Le 17 juin 2026, le COLBAC a participé à la 20ᵉ rencontre organisée par Convergence Animaux Politique (CAP). Cet événement a réuni une quinzaine d’associations de protection animale et de nombreux responsables politiques de différentes sensibilités afin d’échanger sur les grands enjeux de la condition animale à l’approche de l’élection présidentielle de 2027.
Parmi eux se trouvaient notamment les députés Anne Stambach-Terrenoir (LFI) et Aymeric Caron (REV – LFI), les collaborateurs des sénateurs Yannick Jadot et Florence Blatrix Contat, le collaborateur de la députée Lisa Belluco, Aminata Niakaté, adjointe au maire de Paris chargée de la condition animale, Sylvain Maschino, co-responsable de la commission condition animale des Écologistes et Manon Thore, Responsable adjointe de la division biodiversité et animal en ville – Agence d’ecologie Urbaine – Mairie de Paris.
De nombreux élus locaux également aussi présents : Catherine Dehay, adjointe au maire de Montreuil, Sandrine Feuillet, conseillère municipale au Pré-St-Gervais, Xavier Landrin, conseiller municipal de Sceaux, Sylvie Pulido, conseillère municipale du 18ème arrondissement de Paris, Sophie Rigard, adjointe au maire de Saint Denis.
La participation de Marine Tondelier, candidate des Écologistes, à cet événement envoie un signal politique fort et ouvre la voie à une mobilisation plus large des candidats.



Sophie Maffre-Baugé, présidente du COLBAC, a pu s’entretenir avec plusieurs responsables politiques, notamment Marine Tondelier et Aymeric Caron, afin d’évoquer le dossier de la corrida.
Ces échanges ont permis de rappeler que la corrida n’est pas seulement un sujet local concernant quelques villes du Sud. C’est avant tout un sujet national, puisque c’est la loi française qui maintient aujourd’hui une dérogation autorisant l’organisation de corridas dans certaines communes au nom d’une tradition locale ininterrompue.

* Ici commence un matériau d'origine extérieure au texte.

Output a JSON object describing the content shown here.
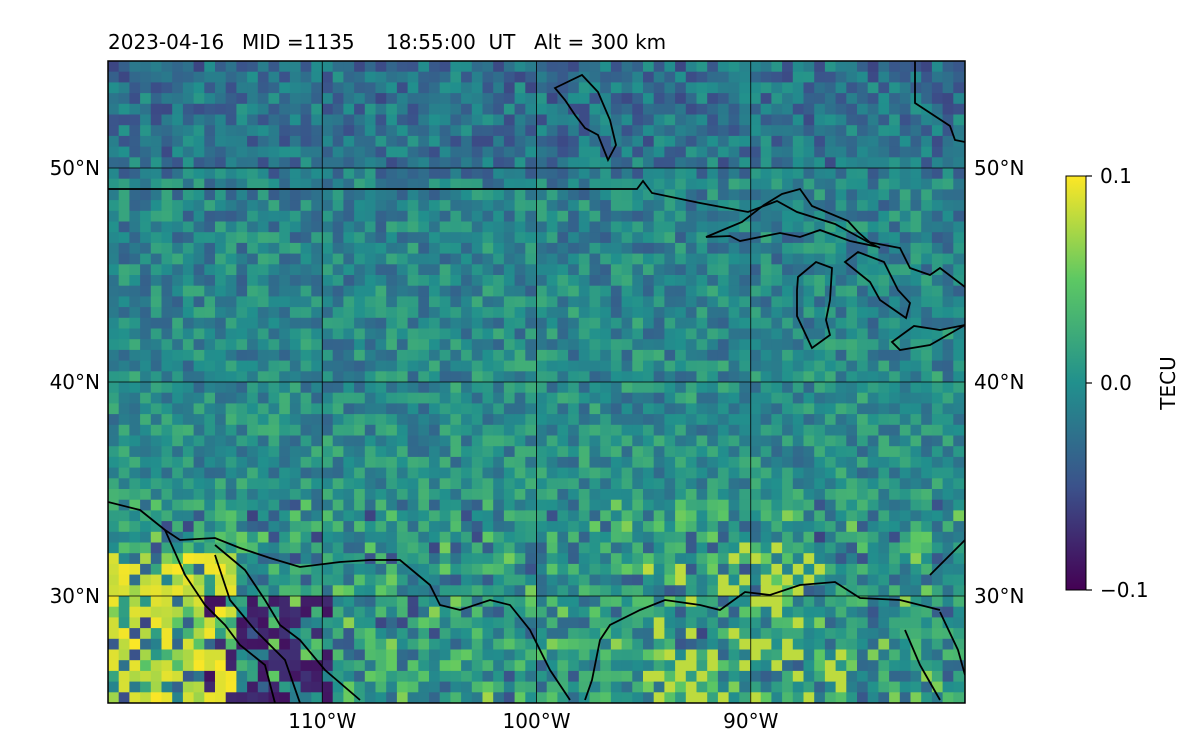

Le COLBAC a insisté sur la nécessité que cette question soit de nouveau portée devant l’Assemblée nationale afin qu’un véritable débat démocratique puisse avoir lieu. Les échanges ont également permis d’alerter plusieurs responsables politiques sur l’influence du lobbying pro-corrida, qui véhicule de nombreuses contre-vérités, notamment en affirmant que la corrida serait indispensable à l’économie des villes taurines. Sophie Maffre-Baugé a notamment rappelé les conclusions du récent rapport de la Chambre régionale des comptes d’Occitanie qui montre qu’il est très difficile d’isoler les retombées économiques propres aux corridas et qu’aucun lien de causalité ne peut être établi avec certitude entre la fréquentation des férias et celle des corridas.
Ces échanges ont également été l’occasion d’expliquer très concrètement le déroulement d’une corrida à plusieurs responsables politiques qui en connaissaient finalement peu les mécanismes. Le COLBAC a pu détailler les différentes phases de la mise à mort, les blessures infligées au taureau tout au long du spectacle et les souffrances qu’il endure, afin que chacun mesure la réalité de cette pratique.
Sophie Maffre-Baugé a également attiré l’attention sur la question des entraînements privés à la corrida, qui constituent aujourd’hui un véritable angle mort de la législation. Au cours de ces entraînements, des animaux sont blessés et mis à mort en dehors de spectacles taurins ouverts au public. Or, ces séances ne sont pas des « courses de taureaux » au sens de la dérogation prévue par le Code pénal. Leur légalité mérite donc d’être sérieusement interrogée.
Plusieurs contacts ont été noués au cours de cette journée et des rendez-vous ont été envisagés afin de poursuivre ce travail de sensibilisation auprès des décideurs politiques.
La rencontre s’est poursuivie autour d’un déjeuner réunissant les associations. Ce moment convivial a permis de créer de nouveaux liens, d’échanger sur les campagnes menées par les différentes organisations, de partager les difficultés rencontrées sur le terrain et de faire émerger de nouvelles perspectives de collaboration.
Informer les responsables politiques sur la réalité de cette pratique, déconstruire les idées reçues et maintenir un dialogue régulier avec les décideurs constituent des leviers essentiels pour faire évoluer la loi et mettre fin à la corrida en France.